Samina Hadi-Tabassum was a 21-year-old first-year teacher fresh out of college when a student brought a knife into the classroom, she recalls.
“He wasn’t there to kill anyone or hurt anyone, but according to the code of conduct, this was zero tolerance,” she said. “So we measured the knife and it was more than two inches, which was enough for him to get expelled. I never saw him again and I don’t know what happened to him.”
Hadi-Tabassum, now an education professor at Dominican University in River Forest who works extensively with Austin youth, said that the current methods of policing students, rather than guiding them, has only produced more cases of disappeared students and futures lost to the street—like the one she lost decades ago.
“There are two Chicago police officers in the majority of the city’s public schools,” she said. “How can we remediate our problems without having to rely on the police so much?”
The professor is an advocate of what is called restorative justice, which she said is centered less on criminalizing and policing deviant behavior than on understanding it and refocusing it in a way that is empathetic and sensitive to cultural needs.

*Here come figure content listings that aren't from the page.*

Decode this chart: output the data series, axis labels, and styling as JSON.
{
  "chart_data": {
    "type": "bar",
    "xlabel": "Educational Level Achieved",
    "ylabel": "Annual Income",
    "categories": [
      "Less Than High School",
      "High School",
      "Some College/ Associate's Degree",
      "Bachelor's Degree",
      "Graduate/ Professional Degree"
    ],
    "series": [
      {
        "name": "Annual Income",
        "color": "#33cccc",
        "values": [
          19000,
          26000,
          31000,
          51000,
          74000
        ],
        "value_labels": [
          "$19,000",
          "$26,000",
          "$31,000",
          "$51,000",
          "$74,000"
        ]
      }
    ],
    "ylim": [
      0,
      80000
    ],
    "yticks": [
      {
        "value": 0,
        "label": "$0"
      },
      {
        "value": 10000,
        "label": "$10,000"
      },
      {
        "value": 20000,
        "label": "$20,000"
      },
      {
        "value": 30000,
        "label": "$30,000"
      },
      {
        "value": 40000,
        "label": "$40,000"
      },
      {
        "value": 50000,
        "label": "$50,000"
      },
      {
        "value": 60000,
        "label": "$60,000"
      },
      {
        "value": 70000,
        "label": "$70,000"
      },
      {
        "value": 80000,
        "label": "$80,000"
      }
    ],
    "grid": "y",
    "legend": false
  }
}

“It’s what we’ve been doing since the beginning of human history,” Hadi-Tabassum said. “I worked with a 14-year-old in Austin who broke into someone’s house and got caught by police. Instead of taking him to 26th and California, they took him back to his high school and convened a circle that included his parents, teachers—even the person he robbed. This is just a better way of meting out justice, because when kids get into that prison system, they can’t get out of it.”

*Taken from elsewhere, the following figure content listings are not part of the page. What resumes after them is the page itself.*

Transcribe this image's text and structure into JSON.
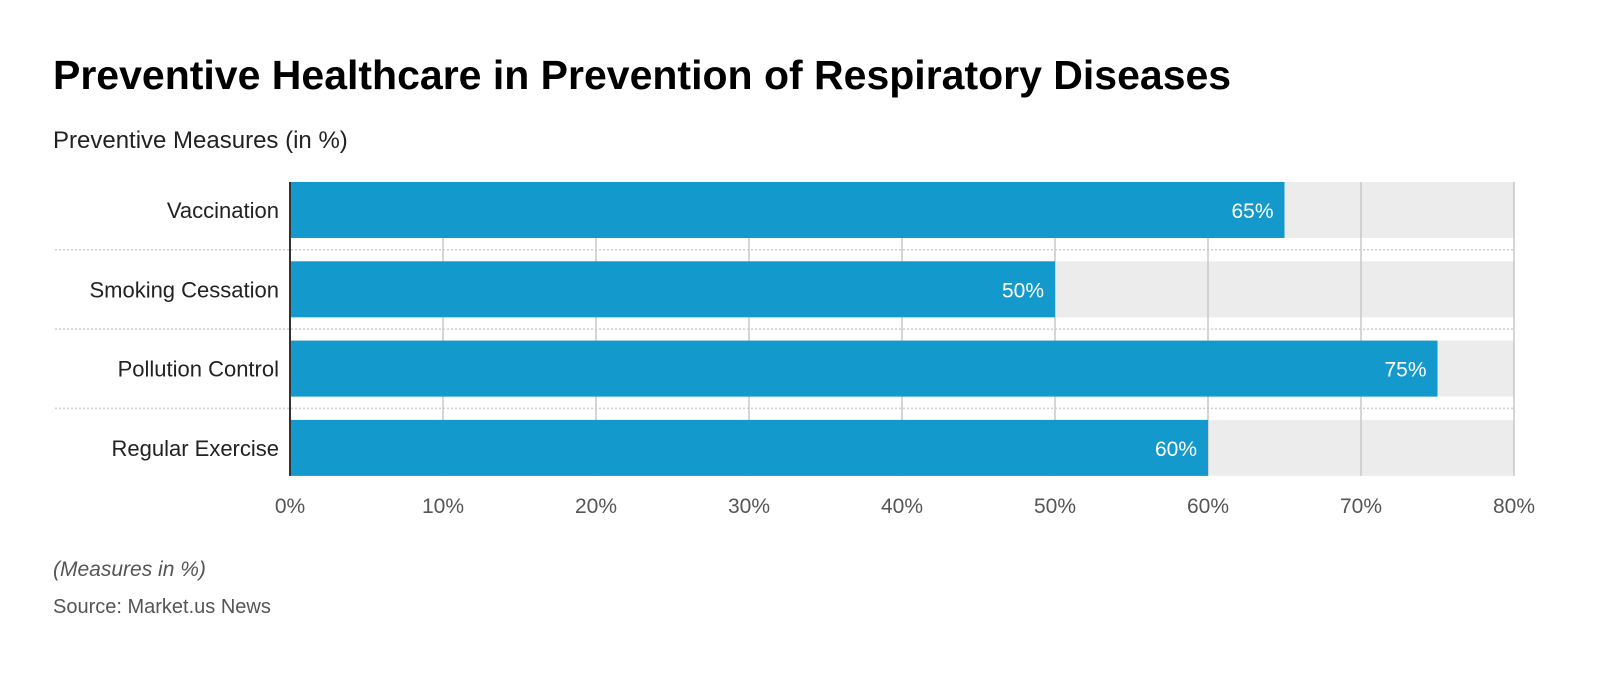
{
  "title": "Preventive Healthcare in Prevention of Respiratory Diseases",
  "subtitle": "Preventive Measures (in %)",
  "note": "(Measures in %)",
  "source": "Source: Market.us News",
  "chart_data": {
    "type": "bar",
    "orientation": "horizontal",
    "title": "Preventive Healthcare in Prevention of Respiratory Diseases",
    "subtitle": "Preventive Measures (in %)",
    "categories": [
      "Vaccination",
      "Smoking Cessation",
      "Pollution Control",
      "Regular Exercise"
    ],
    "values": [
      65,
      50,
      75,
      60
    ],
    "data_labels": [
      "65%",
      "50%",
      "75%",
      "60%"
    ],
    "xlim": [
      0,
      80
    ],
    "ticks": [
      0,
      10,
      20,
      30,
      40,
      50,
      60,
      70,
      80
    ],
    "tick_labels": [
      "0%",
      "10%",
      "20%",
      "30%",
      "40%",
      "50%",
      "60%",
      "70%",
      "80%"
    ],
    "grid": true,
    "bar_color": "#1399cb",
    "track_color": "#ececec"
  }
}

Hadi-Tabassum said that the cultural and social divide that exists between many young teachers and the students they teach often works to exacerbate disciplinary problems. She added that the unconscious biases of young teachers often grease the school-to-prison pipeline.

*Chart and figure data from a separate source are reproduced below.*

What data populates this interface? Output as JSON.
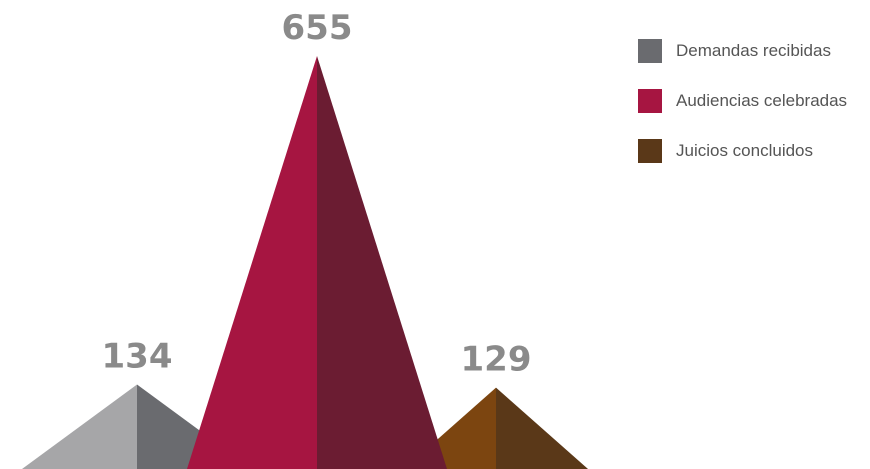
{
  "chart_data": {
    "type": "bar",
    "categories": [
      "Demandas recibidas",
      "Audiencias celebradas",
      "Juicios concluidos"
    ],
    "values": [
      134,
      655,
      129
    ],
    "title": "",
    "xlabel": "",
    "ylabel": "",
    "ylim": [
      0,
      655
    ],
    "grid": false,
    "legend_position": "top-right",
    "series_colors": [
      {
        "light": "#a6a6a8",
        "dark": "#6a6b6f"
      },
      {
        "light": "#a61541",
        "dark": "#6b1c32"
      },
      {
        "light": "#7c4510",
        "dark": "#5a3818"
      }
    ]
  },
  "legend": {
    "items": [
      {
        "label": "Demandas recibidas",
        "color": "#6a6b6f"
      },
      {
        "label": "Audiencias celebradas",
        "color": "#a61541"
      },
      {
        "label": "Juicios concluidos",
        "color": "#5a3818"
      }
    ]
  },
  "labels": {
    "v0": "134",
    "v1": "655",
    "v2": "129"
  }
}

“I’m working on a study right now of teacher biases and how they look at students of color,” she said. “I’ll show a picture of two white males wrestling on the floor and they’ll think this is just playful. Then they’ll see two black males and the same scenario turns violent.”
Hadi-Tabassum will be apart of a panel discussion at Dominican University’s Lund Auditorium (7900 W. Division St., River Forest) today, Jan. 28, at 5:30 p.m., on ways in which educators can incorporate these perceptions into their approach to student discipline. She touted the work of Chicago activist Mariame Kaba, the founding director of Project NIA (which means “with purpose” in Swahili), who will be the guest speaker.
Nia employs “the principles of participatory community justice which has been shown to meet the needs of victims, reduce recidivism, and improve the legal system,” according to a statement publicizing the event.
“We talk about the police at Project NIA, mainly because the police are the gatekeepers of the state, and they’re also the representations that young people encounter, that they see on a regular basis, that are incredibly oppressive throughout, and that are unfair,” said Kaba during a November 2014 interview with South Side Weekly. “So they talk a lot about the police. And so in that case, Project NIA deals with these issues, it has to.”